"Tekanan global membuat Indonesia terintegrasi ke dalam perjanjian internasional dan ini menjadi konsekuensi dari pergaulan internasional. Namun, harus diakui tidak jarang hal itu menguji kedaulatan kita sebagai bangsa," kata dia di Bengkulu, Sabtu.
Kendati demikian, kondisi yang dialami Indonesia saat ini berbeda dengan era orde baru yang pada saat itu tekanan globalisasi bertujuan agar Indonesia membuka pintu selebar-lebarnya bagi masuknya kekuatan ekonomi dan politik asing.
Sedangkan di era reformasi, tekanan globalisasi bertujuan agar Indonesia semakin terintegrasi ke dalam sistem politik, ekonomi, dan budaya global yang berada dalam kendali kekuatan multinasional yang berwatak kapitalis dan neoliberalisme.

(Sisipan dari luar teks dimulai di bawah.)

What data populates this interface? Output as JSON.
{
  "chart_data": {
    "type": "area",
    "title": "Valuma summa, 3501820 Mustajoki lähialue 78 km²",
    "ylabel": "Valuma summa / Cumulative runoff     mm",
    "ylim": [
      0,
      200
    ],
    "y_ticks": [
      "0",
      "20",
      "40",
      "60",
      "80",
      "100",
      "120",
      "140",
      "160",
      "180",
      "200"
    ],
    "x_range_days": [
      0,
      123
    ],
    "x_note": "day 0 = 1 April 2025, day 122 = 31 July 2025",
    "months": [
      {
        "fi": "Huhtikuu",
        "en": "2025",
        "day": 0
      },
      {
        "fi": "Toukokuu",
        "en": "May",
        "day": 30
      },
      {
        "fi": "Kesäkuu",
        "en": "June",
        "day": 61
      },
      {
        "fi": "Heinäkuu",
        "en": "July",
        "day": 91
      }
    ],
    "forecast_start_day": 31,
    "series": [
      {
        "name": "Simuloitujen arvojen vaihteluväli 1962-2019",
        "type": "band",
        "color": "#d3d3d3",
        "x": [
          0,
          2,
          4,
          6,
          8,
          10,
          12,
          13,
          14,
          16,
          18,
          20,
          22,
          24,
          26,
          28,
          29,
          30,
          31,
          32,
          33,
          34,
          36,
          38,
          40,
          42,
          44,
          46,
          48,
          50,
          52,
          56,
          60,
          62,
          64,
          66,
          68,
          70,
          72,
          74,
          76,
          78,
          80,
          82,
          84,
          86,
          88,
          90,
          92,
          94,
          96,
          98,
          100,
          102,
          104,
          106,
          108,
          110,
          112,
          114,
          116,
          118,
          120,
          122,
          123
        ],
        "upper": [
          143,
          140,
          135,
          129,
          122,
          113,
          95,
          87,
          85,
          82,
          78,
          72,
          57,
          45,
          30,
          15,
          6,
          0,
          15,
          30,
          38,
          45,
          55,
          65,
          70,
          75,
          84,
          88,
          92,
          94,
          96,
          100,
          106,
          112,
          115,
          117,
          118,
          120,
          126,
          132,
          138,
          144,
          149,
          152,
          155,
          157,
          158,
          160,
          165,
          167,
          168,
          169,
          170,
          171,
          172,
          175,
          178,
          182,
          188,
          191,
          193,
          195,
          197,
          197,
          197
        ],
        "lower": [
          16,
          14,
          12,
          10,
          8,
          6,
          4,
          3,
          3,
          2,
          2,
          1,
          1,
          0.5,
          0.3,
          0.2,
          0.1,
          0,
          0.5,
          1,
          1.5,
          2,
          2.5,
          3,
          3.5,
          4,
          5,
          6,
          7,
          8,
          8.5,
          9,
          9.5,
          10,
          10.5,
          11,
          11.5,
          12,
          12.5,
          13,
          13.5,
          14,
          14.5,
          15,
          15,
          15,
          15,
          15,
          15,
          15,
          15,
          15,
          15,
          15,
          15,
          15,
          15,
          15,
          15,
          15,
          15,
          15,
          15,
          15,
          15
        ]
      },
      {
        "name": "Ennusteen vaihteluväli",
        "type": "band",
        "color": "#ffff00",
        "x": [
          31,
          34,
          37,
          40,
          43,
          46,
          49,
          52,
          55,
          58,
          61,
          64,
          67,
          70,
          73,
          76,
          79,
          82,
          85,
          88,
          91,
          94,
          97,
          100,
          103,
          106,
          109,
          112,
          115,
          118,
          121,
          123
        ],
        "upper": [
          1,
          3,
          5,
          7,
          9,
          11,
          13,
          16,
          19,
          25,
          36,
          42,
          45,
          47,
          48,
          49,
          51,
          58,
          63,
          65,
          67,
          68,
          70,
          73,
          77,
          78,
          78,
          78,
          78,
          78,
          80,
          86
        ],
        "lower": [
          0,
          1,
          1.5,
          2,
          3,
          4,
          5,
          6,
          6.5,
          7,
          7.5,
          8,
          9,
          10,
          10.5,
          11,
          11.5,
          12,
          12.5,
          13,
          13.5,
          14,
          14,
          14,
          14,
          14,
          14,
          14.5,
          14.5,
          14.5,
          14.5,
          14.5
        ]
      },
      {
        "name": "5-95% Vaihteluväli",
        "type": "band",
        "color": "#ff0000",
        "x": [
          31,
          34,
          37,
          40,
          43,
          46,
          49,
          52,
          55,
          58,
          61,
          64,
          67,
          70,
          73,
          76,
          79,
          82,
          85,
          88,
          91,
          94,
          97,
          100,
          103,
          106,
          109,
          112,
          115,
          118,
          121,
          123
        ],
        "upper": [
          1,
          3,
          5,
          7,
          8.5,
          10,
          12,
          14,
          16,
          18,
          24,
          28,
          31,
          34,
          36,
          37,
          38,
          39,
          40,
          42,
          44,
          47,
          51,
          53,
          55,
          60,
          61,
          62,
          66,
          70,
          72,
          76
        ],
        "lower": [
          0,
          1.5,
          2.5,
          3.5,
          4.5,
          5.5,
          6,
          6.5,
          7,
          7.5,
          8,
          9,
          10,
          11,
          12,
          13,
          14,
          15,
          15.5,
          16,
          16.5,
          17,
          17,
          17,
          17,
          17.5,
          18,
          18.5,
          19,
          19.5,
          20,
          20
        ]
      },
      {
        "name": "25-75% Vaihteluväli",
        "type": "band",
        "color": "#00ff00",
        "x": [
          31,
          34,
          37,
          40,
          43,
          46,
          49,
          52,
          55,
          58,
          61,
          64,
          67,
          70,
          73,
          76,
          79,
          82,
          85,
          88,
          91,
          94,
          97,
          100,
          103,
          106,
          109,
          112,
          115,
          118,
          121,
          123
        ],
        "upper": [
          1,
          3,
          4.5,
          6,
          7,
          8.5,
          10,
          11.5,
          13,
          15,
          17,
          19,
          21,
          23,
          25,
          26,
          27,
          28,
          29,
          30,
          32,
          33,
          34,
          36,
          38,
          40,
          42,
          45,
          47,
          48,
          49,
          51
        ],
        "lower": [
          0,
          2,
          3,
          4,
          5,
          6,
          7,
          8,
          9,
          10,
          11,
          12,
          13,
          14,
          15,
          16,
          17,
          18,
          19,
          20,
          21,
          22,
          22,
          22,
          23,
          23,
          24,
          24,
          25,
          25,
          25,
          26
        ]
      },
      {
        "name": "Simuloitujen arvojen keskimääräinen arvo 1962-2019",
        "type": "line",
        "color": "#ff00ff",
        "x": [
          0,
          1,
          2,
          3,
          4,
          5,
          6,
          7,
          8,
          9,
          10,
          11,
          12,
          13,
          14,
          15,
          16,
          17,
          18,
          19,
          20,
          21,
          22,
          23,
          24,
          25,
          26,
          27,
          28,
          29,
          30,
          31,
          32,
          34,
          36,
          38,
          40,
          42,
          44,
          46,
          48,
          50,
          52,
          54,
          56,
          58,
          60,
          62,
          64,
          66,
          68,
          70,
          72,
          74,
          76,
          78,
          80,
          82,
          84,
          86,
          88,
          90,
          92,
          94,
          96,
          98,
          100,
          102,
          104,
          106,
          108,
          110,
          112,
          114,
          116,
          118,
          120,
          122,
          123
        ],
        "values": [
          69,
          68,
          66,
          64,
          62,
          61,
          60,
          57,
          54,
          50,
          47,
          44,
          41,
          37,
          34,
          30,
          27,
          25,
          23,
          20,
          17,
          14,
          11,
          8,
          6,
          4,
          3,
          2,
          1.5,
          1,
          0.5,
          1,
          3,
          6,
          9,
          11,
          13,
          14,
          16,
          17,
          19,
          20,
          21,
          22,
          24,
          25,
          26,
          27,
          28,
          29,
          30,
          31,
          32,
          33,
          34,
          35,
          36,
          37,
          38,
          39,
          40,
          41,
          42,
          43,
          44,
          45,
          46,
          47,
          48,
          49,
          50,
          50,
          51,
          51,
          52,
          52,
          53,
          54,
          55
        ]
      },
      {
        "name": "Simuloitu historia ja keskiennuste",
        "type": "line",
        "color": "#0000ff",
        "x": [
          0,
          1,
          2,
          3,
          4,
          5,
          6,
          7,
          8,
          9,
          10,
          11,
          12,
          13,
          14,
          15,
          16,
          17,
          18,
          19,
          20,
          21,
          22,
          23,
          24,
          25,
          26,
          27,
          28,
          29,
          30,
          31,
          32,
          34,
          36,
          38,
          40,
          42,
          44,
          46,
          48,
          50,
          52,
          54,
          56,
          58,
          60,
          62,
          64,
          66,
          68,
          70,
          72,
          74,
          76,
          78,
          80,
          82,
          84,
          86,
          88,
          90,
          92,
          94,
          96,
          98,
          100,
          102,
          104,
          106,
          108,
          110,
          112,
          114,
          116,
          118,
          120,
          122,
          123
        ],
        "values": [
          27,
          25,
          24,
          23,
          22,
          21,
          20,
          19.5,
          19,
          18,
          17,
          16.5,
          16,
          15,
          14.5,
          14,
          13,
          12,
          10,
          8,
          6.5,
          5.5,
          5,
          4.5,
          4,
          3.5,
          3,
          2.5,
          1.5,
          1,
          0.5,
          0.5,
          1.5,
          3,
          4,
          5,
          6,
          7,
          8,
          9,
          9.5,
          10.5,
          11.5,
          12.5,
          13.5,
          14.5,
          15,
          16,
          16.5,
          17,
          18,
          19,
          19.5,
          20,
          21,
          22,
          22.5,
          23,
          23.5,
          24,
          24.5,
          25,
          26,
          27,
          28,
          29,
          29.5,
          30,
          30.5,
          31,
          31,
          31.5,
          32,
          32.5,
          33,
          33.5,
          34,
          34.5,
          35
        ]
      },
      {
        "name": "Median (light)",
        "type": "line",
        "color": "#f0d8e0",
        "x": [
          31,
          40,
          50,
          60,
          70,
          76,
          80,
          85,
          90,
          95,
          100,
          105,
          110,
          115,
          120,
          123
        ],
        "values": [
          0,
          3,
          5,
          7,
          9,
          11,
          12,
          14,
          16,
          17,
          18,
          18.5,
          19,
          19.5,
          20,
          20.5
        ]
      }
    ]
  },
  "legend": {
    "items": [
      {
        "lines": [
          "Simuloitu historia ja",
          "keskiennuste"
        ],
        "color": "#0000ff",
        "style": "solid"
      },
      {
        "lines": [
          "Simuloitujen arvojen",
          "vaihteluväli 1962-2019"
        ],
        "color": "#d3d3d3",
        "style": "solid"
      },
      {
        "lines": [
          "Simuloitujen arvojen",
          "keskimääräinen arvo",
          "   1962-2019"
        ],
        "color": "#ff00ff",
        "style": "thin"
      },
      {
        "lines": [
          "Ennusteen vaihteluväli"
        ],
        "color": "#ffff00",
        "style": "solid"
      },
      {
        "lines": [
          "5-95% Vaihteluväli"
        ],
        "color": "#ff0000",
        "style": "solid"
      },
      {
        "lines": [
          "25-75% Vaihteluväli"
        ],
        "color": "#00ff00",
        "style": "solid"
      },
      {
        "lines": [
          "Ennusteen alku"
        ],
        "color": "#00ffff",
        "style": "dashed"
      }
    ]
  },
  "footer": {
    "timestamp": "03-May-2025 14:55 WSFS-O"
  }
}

"Persoalannya adalah, perjanjian-perjanjian atau ratifikasi hukum internasional tersebut berlatar kebutuhan kita atau kebutuhan mereka? Secara teori the greatest happiness is a greatest number. Artinya, yang terpenting dari perjanjian internasional atau ratifikasi tersebut adalah siapa yang diuntungkan, kita atau mereka," papar-nya.
Menurutnya, semua yang di tandatangani dan diratifikasi dari perjanjian internasional itu mengandung konsekuensi untuk memproduksi hukum.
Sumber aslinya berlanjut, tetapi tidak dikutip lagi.